Product Review: Morning Star Bacon Strips

Product Review: Morning Star Bacon Strips

Description: Absolutely creepy looking replica of bacon strips formed from a combination of ingredients that somehow spawned a bizarre color previously unknown to humankind. Word has it on the streets that both Crayola is devising a new crayon color called "Morning Star Bacon" and numerous film studios are planning an upcoming horror movie with the killer modeled after a strip of Morning Star Bacon.

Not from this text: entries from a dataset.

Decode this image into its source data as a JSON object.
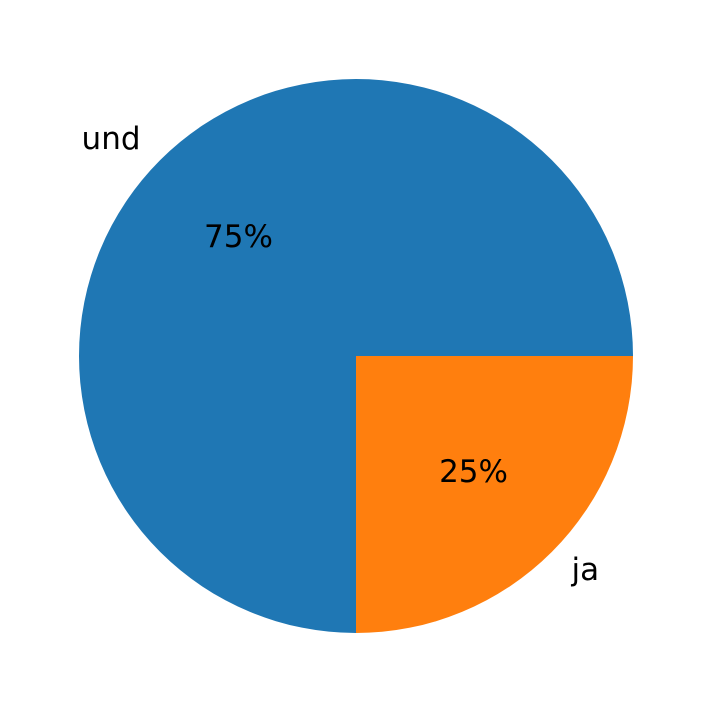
{
  "chart_data": {
    "type": "pie",
    "categories": [
      "und",
      "ja"
    ],
    "values": [
      75,
      25
    ],
    "value_labels": [
      "75%",
      "25%"
    ],
    "colors": [
      "#1f77b4",
      "#ff7f0e"
    ]
  }
}
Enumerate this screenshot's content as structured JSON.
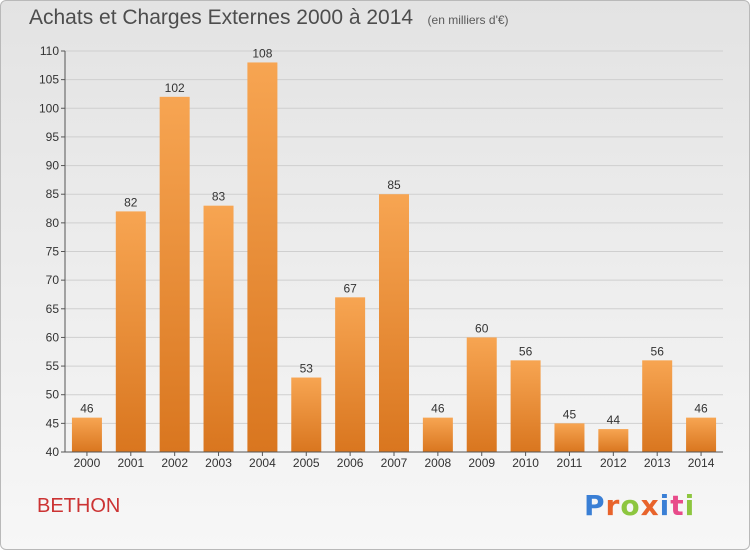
{
  "header": {
    "title": "Achats et Charges Externes 2000 à 2014",
    "subtitle": "(en milliers d'€)"
  },
  "footer": {
    "commune": "BETHON",
    "logo_text": "Proxiti",
    "logo_colors": [
      "#3a7fd5",
      "#e8632b",
      "#8dc63f",
      "#e8632b",
      "#3a7fd5",
      "#e84b8a",
      "#8dc63f"
    ]
  },
  "colors": {
    "bar_top": "#f7a552",
    "bar_bottom": "#d9761f",
    "grid": "#cfcfcf",
    "axis": "#555555",
    "text": "#333333"
  },
  "chart_data": {
    "type": "bar",
    "categories": [
      "2000",
      "2001",
      "2002",
      "2003",
      "2004",
      "2005",
      "2006",
      "2007",
      "2008",
      "2009",
      "2010",
      "2011",
      "2012",
      "2013",
      "2014"
    ],
    "values": [
      46,
      82,
      102,
      83,
      108,
      53,
      67,
      85,
      46,
      60,
      56,
      45,
      44,
      56,
      46
    ],
    "title": "Achats et Charges Externes 2000 à 2014",
    "xlabel": "",
    "ylabel": "",
    "ylim": [
      40,
      110
    ],
    "yticks": [
      40,
      45,
      50,
      55,
      60,
      65,
      70,
      75,
      80,
      85,
      90,
      95,
      100,
      105,
      110
    ],
    "grid": true,
    "data_labels": true
  }
}
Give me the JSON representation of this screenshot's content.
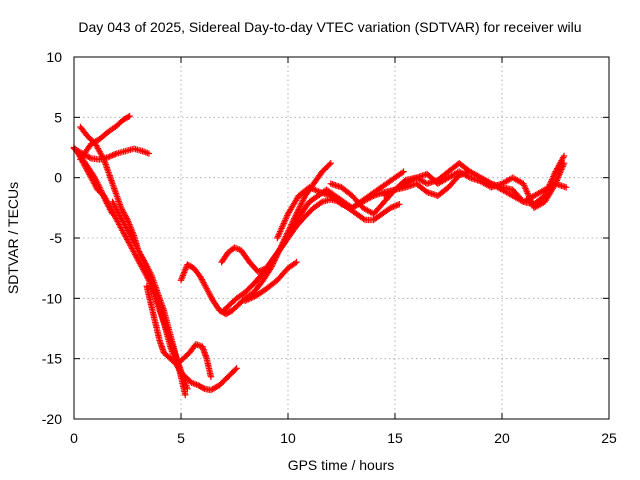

The directions said, in all caps, "DO NOT OVERCOOK." I do not feel these people had the right to tell me what to do and contemplated cooking the Morning Star Bacon Strips for 6.5 hours; followed with a video of me eating it and set of instructions for them:

1. Don't tell me what to do.
2. Don't write in all caps, you STUPID FUCKING ASSHOLE!

Upon cooking the creepy looking bacon, the strips were not floating a massive puddle of grease and did require an entire roll of paper towels to absorb all of the grease.

Eating one of these took a great deal of courage and motivation. I went ahead and wrote my will and made some last minute funeral arrangements as I braced myself for the inevitable.

Rating: ****  Despite the ghastly appearance and the fact the manufacturers overstepped their jurisdiction by claiming to be some sort of an authority figure, they actually tasted very well and did have any lingering feeling of heart congestion.  Should have even more appeal for those who prefer their bacon extra crispy.